Where Will We Be In Five Years?

dan-7A friend of mine got me thinking the other day when he asked me what I thought the North American PCB industry would look like five years from now. That’s an intriguing question isn’t it? A question that I decided to really think about for the next few days.

Certainly, I knew already that the next few years would be the most transitional years in the long history of the North American PCB industry. An industry that started in 1951 when America’s first independent board fabrication company, Photocircuits was started. That made me think of some of the big names in the industry, companies that had once dominated, but now were gone. That list is long obviously, since we have gone from well over one thousand shops (some same as high as eighteen hundred while others say the number was twelve hundred) to now where there are just around two hundred. Shops left in North America. Remember them? Photocircuits, Maine Electronics, General Circuits, Capital Circuits, ACI, The Bureau, Altron, Zycon, Hadco, Pacific, Diceon, Rockwell Collins, Advanced Quick Circuits, Tingstol, Coretec, Bartlett, ASI, Continental, and many others too many to remember, all gone, existing only in the memories of those of us who worked for them.

So, back to the question of the day. Where is our industry going? What will it look like in five years…or maybe less? Well, here are a few things I know:

  • Some of our more prominent companies are on buying sprees right now. At least three American companies are buying everything they can get their hands on, with an end game of a big payout in the next few years. These companies have three things in common. One,, they have an aging management team looking for that last payout. Two they have venture capital money behind them and three, they are more interested in the top like than the bottom-line, don’t get me wrong the bottom-line is still important since a company’s selling price is determined by a multiple of their EBITA. But, that all important top line is what attracts buyers and their investors. So, watch these companies keep buying and growing. They are the ones I am talking about. This means that there will be fewer and fewer shops as the small ones get “vacuumed” up or as I prefer to call it, “TTM’ed”
  • So, who is going to buy these companies? Who is going to spend those big bucks on these American-based companies. Well, think for a minute…what country in the world has big bucks? Ummm, let me think. Yes, that’s right China. The Chinese are coming, and they are coming with their dollars, and their global ambition. Some of the big Chinese companies have already bought companies in Europe and they are now setting their sights on North America. This is a not a prediction this is a fact. In the next twelve months you are going to see a Chinese company swoop in and buy an American PCB company. It will not be a large acquisition at first, but it will be the beginning of a trend.
  • Sadly, we will continue to lose North American shops. Those who refuse to change will choke on their own immobility. They will go down and the last thing we will hear from them will be the dying words. “but I never had to do any sales or marketing in the 70’s and had all the business I needed” It will be too bad for sure, but it is inevitable as these companies hold on to the past a and refuse to adapt to the times.
  • The North American market will continue to grow. Right now, the North American market is rising to over eleven billion dollars and growing every day. At this time barely three billion dollars-worth of PCBs are being built in this country while over eleven billion are purchased, obviously that means that eight billion dollars are built offshore. That will change with global acquisitions on the horizon, a larger percentage will come back to be built here in North American…but by foreign owned (fully or partially) companies.
  • Mexico will start to be a factor as the Mexican demand for PCBs increases at a steady rate. This will also contribute to the growth of North American PCB fabrication.

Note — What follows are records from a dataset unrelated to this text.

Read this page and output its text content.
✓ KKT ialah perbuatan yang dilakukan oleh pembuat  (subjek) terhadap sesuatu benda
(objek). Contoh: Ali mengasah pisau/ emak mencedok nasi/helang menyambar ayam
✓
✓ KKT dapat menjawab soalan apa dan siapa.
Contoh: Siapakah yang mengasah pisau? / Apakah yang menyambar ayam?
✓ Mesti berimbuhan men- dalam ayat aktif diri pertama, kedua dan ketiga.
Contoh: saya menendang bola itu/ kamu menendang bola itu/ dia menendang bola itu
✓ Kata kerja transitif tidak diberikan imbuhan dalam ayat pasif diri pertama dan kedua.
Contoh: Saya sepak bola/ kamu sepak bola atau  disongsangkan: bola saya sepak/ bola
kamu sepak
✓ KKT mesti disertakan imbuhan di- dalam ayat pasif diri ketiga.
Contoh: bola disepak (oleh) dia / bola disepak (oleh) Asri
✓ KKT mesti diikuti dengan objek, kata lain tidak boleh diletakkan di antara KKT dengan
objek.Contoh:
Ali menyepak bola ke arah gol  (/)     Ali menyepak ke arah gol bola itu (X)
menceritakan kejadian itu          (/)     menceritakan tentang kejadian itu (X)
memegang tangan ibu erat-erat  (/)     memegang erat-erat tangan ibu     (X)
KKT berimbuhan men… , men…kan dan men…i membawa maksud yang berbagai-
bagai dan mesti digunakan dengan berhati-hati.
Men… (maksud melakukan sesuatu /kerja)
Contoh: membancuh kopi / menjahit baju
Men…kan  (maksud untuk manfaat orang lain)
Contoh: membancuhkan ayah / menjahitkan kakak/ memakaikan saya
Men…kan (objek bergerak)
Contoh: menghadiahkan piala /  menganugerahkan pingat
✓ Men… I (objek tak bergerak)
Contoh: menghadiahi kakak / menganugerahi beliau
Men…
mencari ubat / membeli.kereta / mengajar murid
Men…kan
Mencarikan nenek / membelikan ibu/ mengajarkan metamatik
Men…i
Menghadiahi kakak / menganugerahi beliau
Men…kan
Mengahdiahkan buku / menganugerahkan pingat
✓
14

Finally combining these trends this is what the North American PCB industry will look like in five years. First, we will be part of the global PCB market place as the world gets flatter. Our companies will be larger and multinational. The number of shops will diminish but the capabilities and capacities of the American shops will grow. The North American fabricators will be part of multinational companies with locations all over the world.

Take the automotive market for example, the prototypes and pre-production phases of a part number will be fabricated in the U.S. and then the production will go to Asia. But the difference being that the part number  will remain in the hands of the same company for the life of that part number. The same will apply to other markets as well.

These are exciting, if not outright historic, times but that the North American market will go in this direction is inevitable. As the great economist Thomas Friedman continues to advise us, commerce dictates the flow of the world economy and there is really nothing that governments and particularly politicians can do about it. Commerce like water always rises to its own level. And yes, as will be demonstrated by what happens here to our own PCB industry, the world is indeed getting flatter. It’s only common sense.